All is well in the garden. We feel very blessed this year. Very little animal\insect damage. Large harvests. Beautiful plants. Very few failures, but enough to remind us of who the real gardener is. We’re grateful that we’ve had enough water to keep our plants alive and plenty of sunshine to help them grow.

It’s Monday, August 9th and I am just catching my breath from the flurry of July “farmer drama” (or “fahmah drama”, as we like to say). Garden harvests, fall crop plantings, food preservation, and late nights. My upper back aches by then end of every day–but it’s an ache that I live for. It means that I’ve been on my feet, lugging water, reaching in awkward positions to grab a Sungold tomato that is buried inside a jungle of tomato vines or chasing a crew of “ducks on holiday” back to the pasture. I have pushed myself this summer to be a little more pioneersy, a little less Tik-Toky. (But for reals, I learned how to drop an egg in a pan to crack it perfectly, so thank you TikTok.)

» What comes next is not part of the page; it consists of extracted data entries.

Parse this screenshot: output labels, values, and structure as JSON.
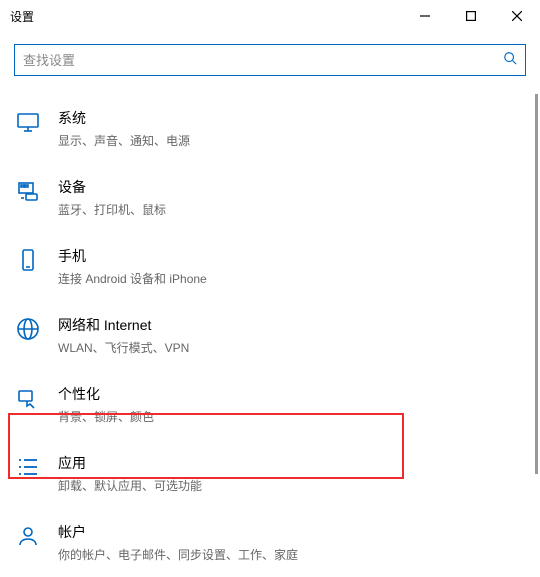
{
  "window": {
    "title": "设置"
  },
  "search": {
    "placeholder": "查找设置"
  },
  "categories": [
    {
      "key": "system",
      "title": "系统",
      "desc": "显示、声音、通知、电源"
    },
    {
      "key": "devices",
      "title": "设备",
      "desc": "蓝牙、打印机、鼠标"
    },
    {
      "key": "phone",
      "title": "手机",
      "desc": "连接 Android 设备和 iPhone"
    },
    {
      "key": "network",
      "title": "网络和 Internet",
      "desc": "WLAN、飞行模式、VPN"
    },
    {
      "key": "personalize",
      "title": "个性化",
      "desc": "背景、锁屏、颜色"
    },
    {
      "key": "apps",
      "title": "应用",
      "desc": "卸载、默认应用、可选功能"
    },
    {
      "key": "accounts",
      "title": "帐户",
      "desc": "你的帐户、电子邮件、同步设置、工作、家庭"
    }
  ]
}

I received a very sweet, generous gift from Josh this week–and I love it so much I miiight ask for it next year, too. He took the kids on a trip and let me stay home. This is my week to garden, read, can beans, dehydrate grapes, brew vinegar, pick blackberries, catch up on going through my piles of projects, and make a massive kitchen mess without worrying about what to prepare for dinner. It’s a lovely gift and it comes at the perfect time. Yes, I do all these things (and more) while the kids are home, but usually it’s interwoven with afternoon trips to the river, a ride to a store, a meal, help with a project, clearing everyone’s stuff off the kitchen table before dinner, sitting and listening, or just watching the ducks with the kids. I am enjoying this time to be a “controlled environment” homemaker instead of a “real world” homemaker. I know this week is a luxury, and I’m loving every minute.

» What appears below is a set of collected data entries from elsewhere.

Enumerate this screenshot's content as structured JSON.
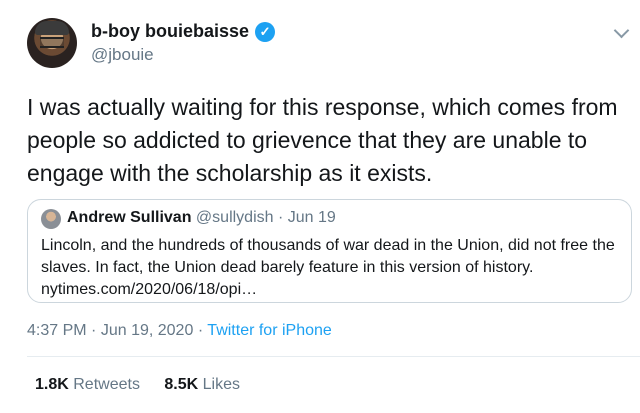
{
  "author": {
    "display_name": "b-boy bouiebaisse",
    "handle": "@jbouie",
    "verified_icon": "✓"
  },
  "tweet": {
    "text": "I was actually waiting for this response, which comes from people so addicted to grievence that they are unable to engage with the scholarship as it exists."
  },
  "quoted": {
    "name": "Andrew Sullivan",
    "handle": "@sullydish",
    "separator": "·",
    "date": "Jun 19",
    "text": "Lincoln, and the hundreds of thousands of war dead in the Union, did not free the slaves. In fact, the Union dead barely feature in this version of history. nytimes.com/2020/06/18/opi…"
  },
  "meta": {
    "time": "4:37 PM",
    "separator": "·",
    "date": "Jun 19, 2020",
    "source": "Twitter for iPhone"
  },
  "stats": {
    "retweets_count": "1.8K",
    "retweets_label": "Retweets",
    "likes_count": "8.5K",
    "likes_label": "Likes"
  },
  "colors": {
    "accent": "#1da1f2",
    "muted": "#657786",
    "text": "#14171a",
    "border": "#ccd6dd"
  },
  "icons": {
    "menu": "chevron-down-icon",
    "verified": "verified-badge-icon"
  }
}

While I type this, I’m sitting across from a sputtering pressure canner, watching the dial gauge as if my life depends on it (’cause it kinda does–oh hello, Clostridium botulinum, we were just talking about you). I take pressure canning very seriously, and do my best to follow precautions 100%. In the 22 years that I have mommed the heck out of this family, we’ve never had any issues with food-borne illness. I like to be super safe while canning, as well as when I’m cooking meat (which we eat sparingly) or preparing any food for the family.

So, today I pressure canned beans + beets and dehydrated grapes. That doesn’t seem like much, but it also included planting a new row of beans and beets, harvesting the grapes from Merrie’s house, and preparing the harvest to be canned.

Tomorrow, I’ll try to get a load of blackberries harvested to last us until next August! My goal is to preserve 12 quarts with a few extra quarts for blackberry plum jam and blackberry vinegar.